Simple formalité, diront certains, mais pour Robert Dupel, porte-parole d’Examenbateau.com, fournisseur de cours accrédité par Transports Canada, la question revêt une importance majeure. « Malheureusement, il a fallu qu’il y ait des pertes de vies humaines pour qu’on prenne conscience de l’importance de la sécurité nautique. Conduire un bateau de plaisance sans carte de conducteur d’embarcation de plaisance est dangereux », conclut le porte-parole.
Conduire une embarcation à moteur sans sa carte de conducteur d’embarcation de plaisance est passible d’une amende d’au moins 250 dollars. La Sûreté du Québec, la GRC, les inspecteurs maritimes de Transports Canada ainsi que les polices provinciales, de comté ou municipales, peuvent appliquer le règlement et sévir partout au Canada.

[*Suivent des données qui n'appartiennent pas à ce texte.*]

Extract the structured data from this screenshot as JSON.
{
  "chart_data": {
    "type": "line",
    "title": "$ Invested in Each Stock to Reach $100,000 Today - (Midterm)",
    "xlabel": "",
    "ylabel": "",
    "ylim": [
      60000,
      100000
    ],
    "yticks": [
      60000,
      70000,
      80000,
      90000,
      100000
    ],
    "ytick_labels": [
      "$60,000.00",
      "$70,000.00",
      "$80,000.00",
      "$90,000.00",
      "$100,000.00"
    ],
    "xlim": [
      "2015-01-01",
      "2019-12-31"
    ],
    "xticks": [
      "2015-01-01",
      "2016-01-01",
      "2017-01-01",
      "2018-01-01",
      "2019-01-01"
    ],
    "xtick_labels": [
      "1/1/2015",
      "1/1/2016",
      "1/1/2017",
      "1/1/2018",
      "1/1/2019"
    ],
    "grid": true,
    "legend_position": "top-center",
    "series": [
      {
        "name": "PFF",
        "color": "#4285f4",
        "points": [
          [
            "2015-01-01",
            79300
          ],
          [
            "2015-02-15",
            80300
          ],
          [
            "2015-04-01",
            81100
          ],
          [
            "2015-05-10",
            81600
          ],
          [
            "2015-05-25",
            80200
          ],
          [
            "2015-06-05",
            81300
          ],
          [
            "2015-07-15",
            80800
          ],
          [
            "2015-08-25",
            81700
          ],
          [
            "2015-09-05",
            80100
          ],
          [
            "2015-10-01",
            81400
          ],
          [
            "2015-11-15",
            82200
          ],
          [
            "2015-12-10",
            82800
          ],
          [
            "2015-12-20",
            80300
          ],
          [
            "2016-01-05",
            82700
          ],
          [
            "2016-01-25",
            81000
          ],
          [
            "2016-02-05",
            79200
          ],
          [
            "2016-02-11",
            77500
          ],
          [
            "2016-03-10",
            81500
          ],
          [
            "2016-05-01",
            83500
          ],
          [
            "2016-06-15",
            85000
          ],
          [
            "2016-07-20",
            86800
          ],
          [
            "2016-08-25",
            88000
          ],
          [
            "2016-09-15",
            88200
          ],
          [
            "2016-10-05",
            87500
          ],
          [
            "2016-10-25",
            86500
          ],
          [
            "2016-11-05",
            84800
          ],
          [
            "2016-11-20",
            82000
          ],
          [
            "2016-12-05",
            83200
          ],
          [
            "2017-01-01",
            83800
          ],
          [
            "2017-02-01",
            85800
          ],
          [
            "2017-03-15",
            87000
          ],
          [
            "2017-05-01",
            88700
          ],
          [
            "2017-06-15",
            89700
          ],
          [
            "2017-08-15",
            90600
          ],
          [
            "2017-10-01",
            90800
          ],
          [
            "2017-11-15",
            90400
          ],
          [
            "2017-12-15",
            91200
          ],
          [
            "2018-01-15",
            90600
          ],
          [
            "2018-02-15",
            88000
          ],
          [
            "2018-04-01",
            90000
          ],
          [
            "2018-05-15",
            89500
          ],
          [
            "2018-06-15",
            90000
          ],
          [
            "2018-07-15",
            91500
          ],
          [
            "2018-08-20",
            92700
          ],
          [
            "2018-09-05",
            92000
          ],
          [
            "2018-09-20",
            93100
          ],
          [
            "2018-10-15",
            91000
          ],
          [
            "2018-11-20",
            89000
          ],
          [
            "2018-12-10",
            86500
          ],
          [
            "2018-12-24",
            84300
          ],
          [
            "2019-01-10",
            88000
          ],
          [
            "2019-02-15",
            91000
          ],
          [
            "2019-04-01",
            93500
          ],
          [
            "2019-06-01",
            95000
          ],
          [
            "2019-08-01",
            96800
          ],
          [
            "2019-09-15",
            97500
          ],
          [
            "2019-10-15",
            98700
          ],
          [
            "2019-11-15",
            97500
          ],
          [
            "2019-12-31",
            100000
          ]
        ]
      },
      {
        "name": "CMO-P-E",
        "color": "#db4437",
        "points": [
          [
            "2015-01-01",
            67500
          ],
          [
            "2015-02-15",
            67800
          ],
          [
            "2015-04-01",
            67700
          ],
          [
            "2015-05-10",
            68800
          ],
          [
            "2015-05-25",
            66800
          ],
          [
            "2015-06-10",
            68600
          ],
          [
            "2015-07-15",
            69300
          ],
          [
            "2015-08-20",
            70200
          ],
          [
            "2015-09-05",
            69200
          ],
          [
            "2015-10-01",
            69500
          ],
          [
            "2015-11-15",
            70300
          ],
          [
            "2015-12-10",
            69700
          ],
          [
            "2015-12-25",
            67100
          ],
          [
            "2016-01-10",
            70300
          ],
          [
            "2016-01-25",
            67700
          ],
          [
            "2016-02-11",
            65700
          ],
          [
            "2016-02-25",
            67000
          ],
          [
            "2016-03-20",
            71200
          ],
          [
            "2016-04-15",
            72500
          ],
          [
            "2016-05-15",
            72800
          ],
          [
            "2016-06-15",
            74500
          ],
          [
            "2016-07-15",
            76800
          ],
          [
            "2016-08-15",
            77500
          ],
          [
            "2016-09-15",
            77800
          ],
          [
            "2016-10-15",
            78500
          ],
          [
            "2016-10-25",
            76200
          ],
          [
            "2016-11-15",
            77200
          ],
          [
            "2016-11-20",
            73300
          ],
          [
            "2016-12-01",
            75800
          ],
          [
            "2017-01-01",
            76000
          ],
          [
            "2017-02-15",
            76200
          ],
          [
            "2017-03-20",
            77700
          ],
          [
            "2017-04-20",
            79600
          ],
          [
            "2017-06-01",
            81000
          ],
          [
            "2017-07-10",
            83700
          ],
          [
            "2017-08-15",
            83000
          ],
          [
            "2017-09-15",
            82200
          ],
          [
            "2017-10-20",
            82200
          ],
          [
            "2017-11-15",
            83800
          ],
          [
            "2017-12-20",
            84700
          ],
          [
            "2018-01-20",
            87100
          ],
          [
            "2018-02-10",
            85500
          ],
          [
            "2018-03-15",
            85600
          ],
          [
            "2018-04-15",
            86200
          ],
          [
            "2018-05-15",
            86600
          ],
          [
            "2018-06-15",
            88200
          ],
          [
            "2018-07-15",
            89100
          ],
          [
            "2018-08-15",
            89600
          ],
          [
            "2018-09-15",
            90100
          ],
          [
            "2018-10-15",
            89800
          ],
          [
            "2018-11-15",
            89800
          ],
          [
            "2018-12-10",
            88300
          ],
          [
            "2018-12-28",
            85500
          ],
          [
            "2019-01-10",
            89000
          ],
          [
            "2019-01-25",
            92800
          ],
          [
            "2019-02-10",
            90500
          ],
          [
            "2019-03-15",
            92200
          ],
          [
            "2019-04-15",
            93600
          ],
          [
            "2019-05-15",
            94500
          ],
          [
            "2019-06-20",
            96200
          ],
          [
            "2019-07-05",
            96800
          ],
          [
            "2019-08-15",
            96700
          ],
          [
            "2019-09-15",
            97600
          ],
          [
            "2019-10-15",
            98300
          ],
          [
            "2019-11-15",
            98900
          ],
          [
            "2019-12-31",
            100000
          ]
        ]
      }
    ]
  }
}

Selon le lieutenant Jocelyn Montembeault de la Sûreté du Québec, la majorité des plaisanciers des Îles se sont déjà pliés au règlement. « Il y a des gens qui ne se conforment pas au règlement, mais ce n’est pas vraiment une problématique », confirme
M. Montembeault. L’année dernière, la SQ a effectué des vérifications auprès de nombreux conducteurs d’embarcations et « la grande majorité des plaisanciers avaient leur carte de conducteur d’embarcation de plaisance », d’ajouter le lieutenant de la SQ basé sur l’île de Cap-aux-Meules.
La saison estivale,
c’est aussi le kayak et
le cerf-volant de traction
Depuis de nombreuses années, passionnés et néophytes de kayak de mer et de cerf-volant de traction (kite surf) se retrouvent aux Îles de la Madeleine pour pratiquer leur sport. Bien que les conditions aux Îles soient reconnues pour leur qualité à travers l’Amérique du Nord, il y a toujours des risques inhérents à la pratique de ces sports. Des risques bien souvent méconnus du public, averti ou non.
« La plus grande erreur que les gens font en kite, c’est de décoller leur aile au sol trop près des autos, explique Lionel Dion, fondateur-instructeur de l’école Mouvents à Lavernière. On doit toujours décoller et atterrir dans l’eau. » M. Dion soutient qu’il y a aussi beaucoup de « kite-surfers » qui sont aux Îles pour la première fois et qui ne respectent pas la zone réservée aux planches à voile. Une erreur facilement évitable en parlant aux locaux ou aux habitués… ou en suivant une formation. Outre l’école Mouvents, Aérosport et La Petite École de Kitesurf offrent aussi des cours de sports aérotractés.
Du côté du kayak de mer, de nombreux kayakistes prennent souvent le risque de partir seul en plus de ne pas porter leur VFI. Frédric Côté, directeur du Parc de Gros-Cap et moniteur niveau II en kayak de mer, considère que beaucoup de kayakistes ne connaissent pas les techniques de récupération, nécessaire en cas de chavirement. Partir en mer sans connaître les répercussions des conditions météorologiques sur la pratique de leur sport est une autre erreur fréquemment commise. Le Parc de Gros Cap est le seul endroit aux Îles à offrir des cours de kayak de mer accrédités par la Fédération québécoise du canot et du kayak.
Selon le bureau du coroner, le nombre de décès en canot et en kayak a augmenté de 31 % si l’on compare la décennie 2000-2010 à la décennie précédente.